I am trying to prove whether or not the ideal generated by $\langle (2,2)\rangle$ is a prime ideal of $\mathbb Z_4\times \mathbb Z_4$?
My issue is I'm not sure how to do the coordinate multiplication: would the ideal look like $\{(0,0),(2,2)\}$ or would it be $\{(0,0), (2,2), (2,0), (0,2) \}$? I think that either way it is a prime ideal, but I want to make sure that I am doing the multiplication for the ideal correctly.
Given an element $a$ in a ring $R$ the ideal $\langle a\rangle=\{ra\ |\ r\in R\}$
So in your case you just have to take each element of $\mathbb Z_4 \times \mathbb Z_4$ and multiply it with $(2,2)$ which will give you the ideal that you have written second.

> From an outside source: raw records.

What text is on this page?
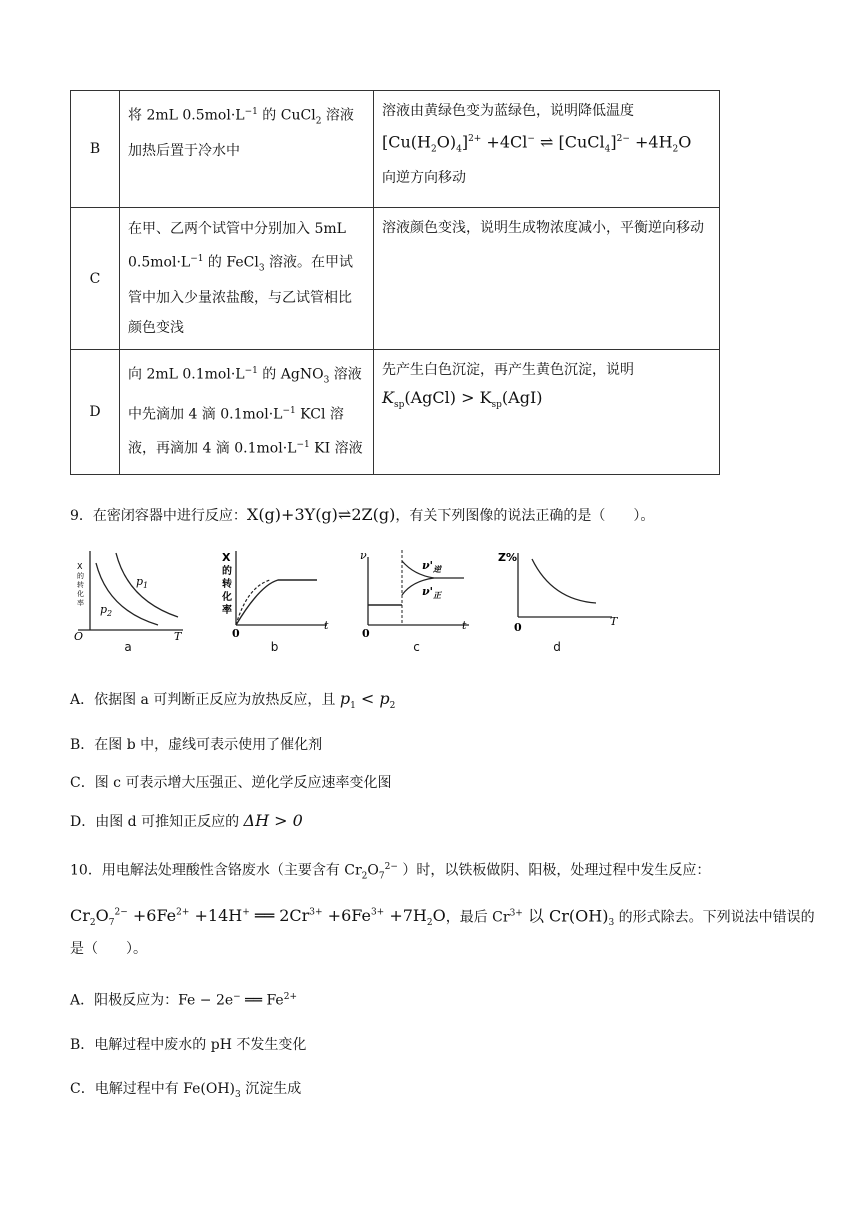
B	将 2mL $0.5mol\cdot L^{-1}$ 的 CuCl$_2$ 溶液加热后置于冷水中	溶液由黄绿色变为蓝绿色，说明降低温度
$[Cu(H_2O)_4]^{2+} +4Cl^-$ ⇌ [CuCl$_4$]$^{2-}$ $+4H_2O$
向逆方向移动

C	在甲、乙两个试管中分别加入 5mL $0.5mol\cdot L^{-1}$ 的 FeCl$_3$ 溶液。在甲试管中加入少量浓盐酸，与乙试管相比颜色变浅	溶液颜色变浅，说明生成物浓度减小，平衡逆向移动
D	向 2mL $0.1mol\cdot L^{-1}$ 的 AgNO$_3$ 溶液中先滴加 4 滴 $0.1mol\cdot L^{-1}$ KCl 溶液，再滴加 4 滴 $0.1mol\cdot L^{-1}$ KI 溶液	先产生白色沉淀，再产生黄色沉淀，说明
$K_{sp}(AgCl) > K_{sp}(AgI)$
9．在密闭容器中进行反应：X(g)+3Y(g)⇌2Z(g)，有关下列图像的说法正确的是（　　）。
X
的
转
化
率
$p_1$
$p_2$
O	T
a
X
的
转
化
率
0
t
b
ν
$\nu'_逆$
$\nu'_正$
0
t
c
Z%
0	T
d
A．依据图 a 可判断正反应为放热反应，且 $p_1 < p_2$
B．在图 b 中，虚线可表示使用了催化剂
C．图 c 可表示增大压强正、逆化学反应速率变化图
D．由图 d 可推知正反应的 ΔH > 0
10．用电解法处理酸性含铬废水（主要含有 $Cr_2O_7^{2-}$ ）时，以铁板做阴、阳极，处理过程中发生反应：
$Cr_2O_7^{2-} +6Fe^{2+} +14H^+$ ══ $2Cr^{3+} +6Fe^{3+} +7H_2O$，最后 $Cr^{3+}$ 以 $Cr(OH)_3$ 的形式除去。下列说法中错误的
是（　　）。
A．阳极反应为：Fe − 2e− ══ $Fe^{2+}$
B．电解过程中废水的 pH 不发生变化
C．电解过程中有 $Fe(OH)_3$ 沉淀生成
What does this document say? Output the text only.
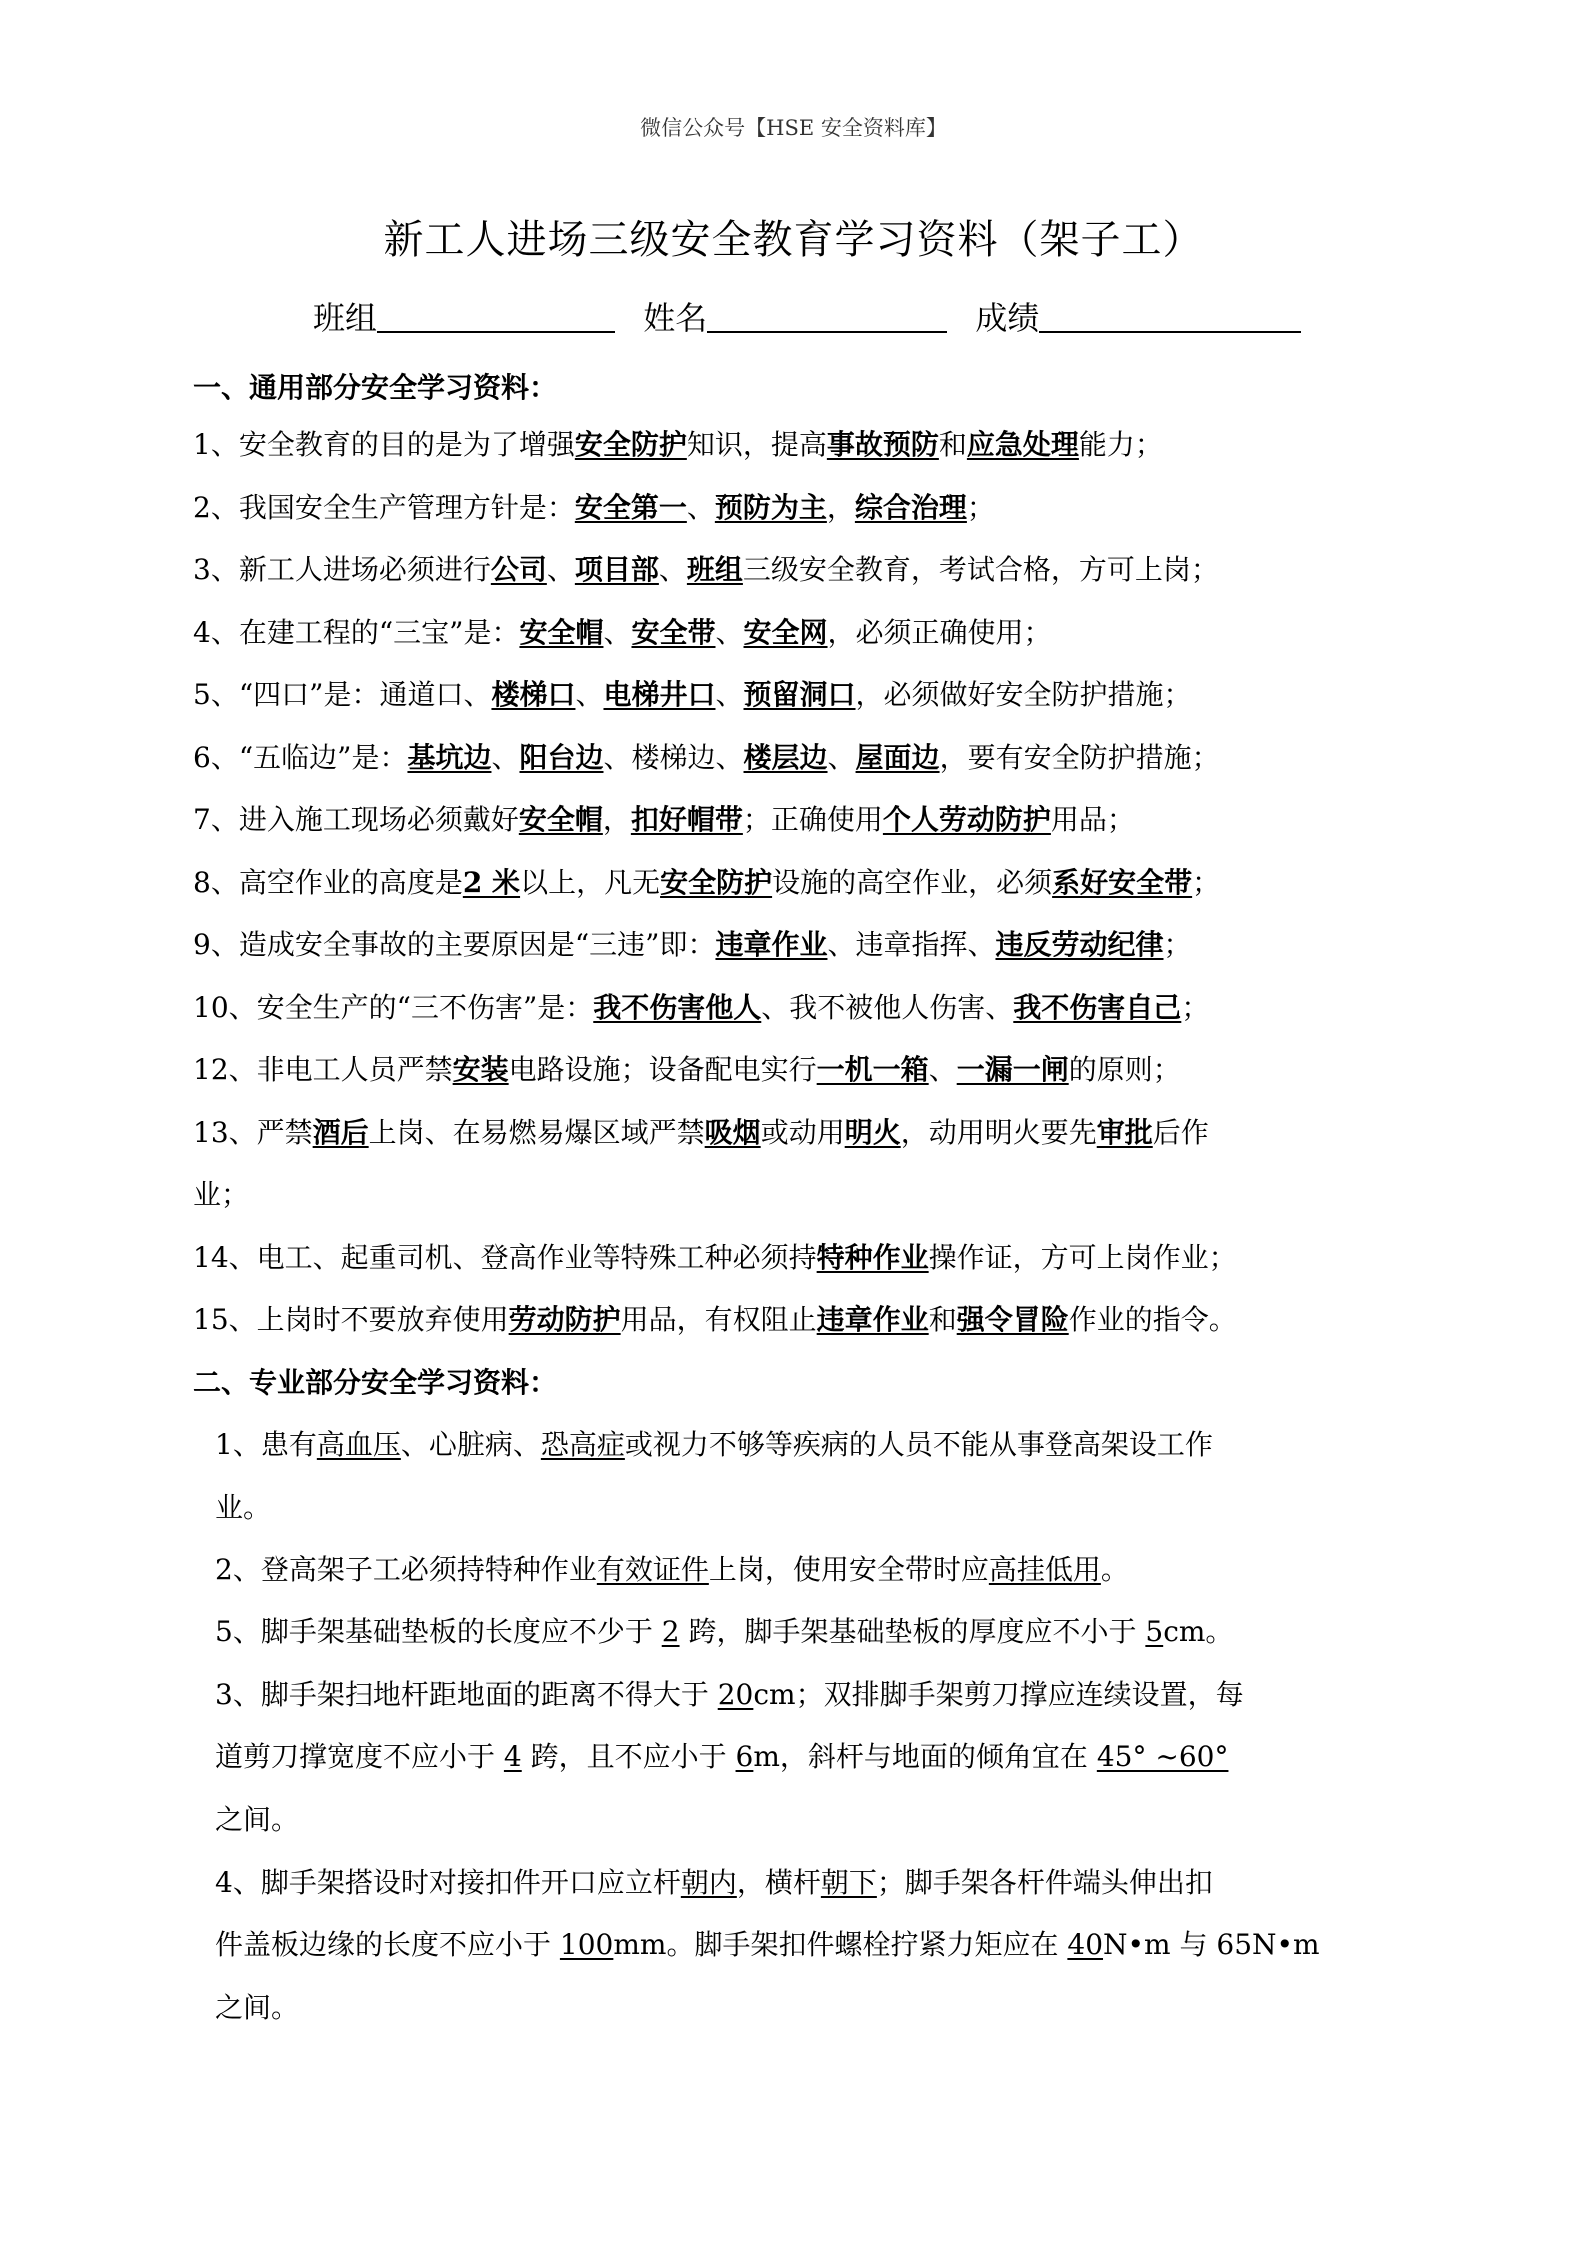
微信公众号【HSE 安全资料库】
新工人进场三级安全教育学习资料（架子工）
班组	姓名	成绩
一、通用部分安全学习资料：
1、安全教育的目的是为了增强安全防护知识，提高事故预防和应急处理能力；
2、我国安全生产管理方针是：安全第一、预防为主，综合治理；
3、新工人进场必须进行公司、项目部、班组三级安全教育，考试合格，方可上岗；
4、在建工程的“三宝”是：安全帽、安全带、安全网，必须正确使用；
5、“四口”是：通道口、楼梯口、电梯井口、预留洞口，必须做好安全防护措施；
6、“五临边”是：基坑边、阳台边、楼梯边、楼层边、屋面边，要有安全防护措施；
7、进入施工现场必须戴好安全帽，扣好帽带；正确使用个人劳动防护用品；
8、高空作业的高度是2 米以上，凡无安全防护设施的高空作业，必须系好安全带；
9、造成安全事故的主要原因是“三违”即：违章作业、违章指挥、违反劳动纪律；
10、安全生产的“三不伤害”是：我不伤害他人、我不被他人伤害、我不伤害自己；
12、非电工人员严禁安装电路设施；设备配电实行一机一箱、一漏一闸的原则；
13、严禁酒后上岗、在易燃易爆区域严禁吸烟或动用明火，动用明火要先审批后作
业；
14、电工、起重司机、登高作业等特殊工种必须持特种作业操作证，方可上岗作业；
15、上岗时不要放弃使用劳动防护用品，有权阻止违章作业和强令冒险作业的指令。
二、专业部分安全学习资料：
1、患有高血压、心脏病、恐高症或视力不够等疾病的人员不能从事登高架设工作
业。
2、登高架子工必须持特种作业有效证件上岗，使用安全带时应高挂低用。
5、脚手架基础垫板的长度应不少于 2 跨，脚手架基础垫板的厚度应不小于 5cm。
3、脚手架扫地杆距地面的距离不得大于 20cm；双排脚手架剪刀撑应连续设置，每
道剪刀撑宽度不应小于 4 跨，且不应小于 6m，斜杆与地面的倾角宜在 45° ~60°
之间。
4、脚手架搭设时对接扣件开口应立杆朝内，横杆朝下；脚手架各杆件端头伸出扣
件盖板边缘的长度不应小于 100mm。脚手架扣件螺栓拧紧力矩应在 40N•m 与 65N•m
之间。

What you wrote first is the cyclic subgroup of $\mathbb Z_4\times \mathbb Z_4$ generated by $(2,2)$
Also note that the given ideal is not prime for the following reason - we know that an ideal $P$ is prime if whenever $fg\in P\implies f\in P$ or $g\in P$. However your given ideal contains the product $(3,0)\cdot (0,3)=(0,0)$ but neither $(0,3)$ nor $(3,0)$ is in it.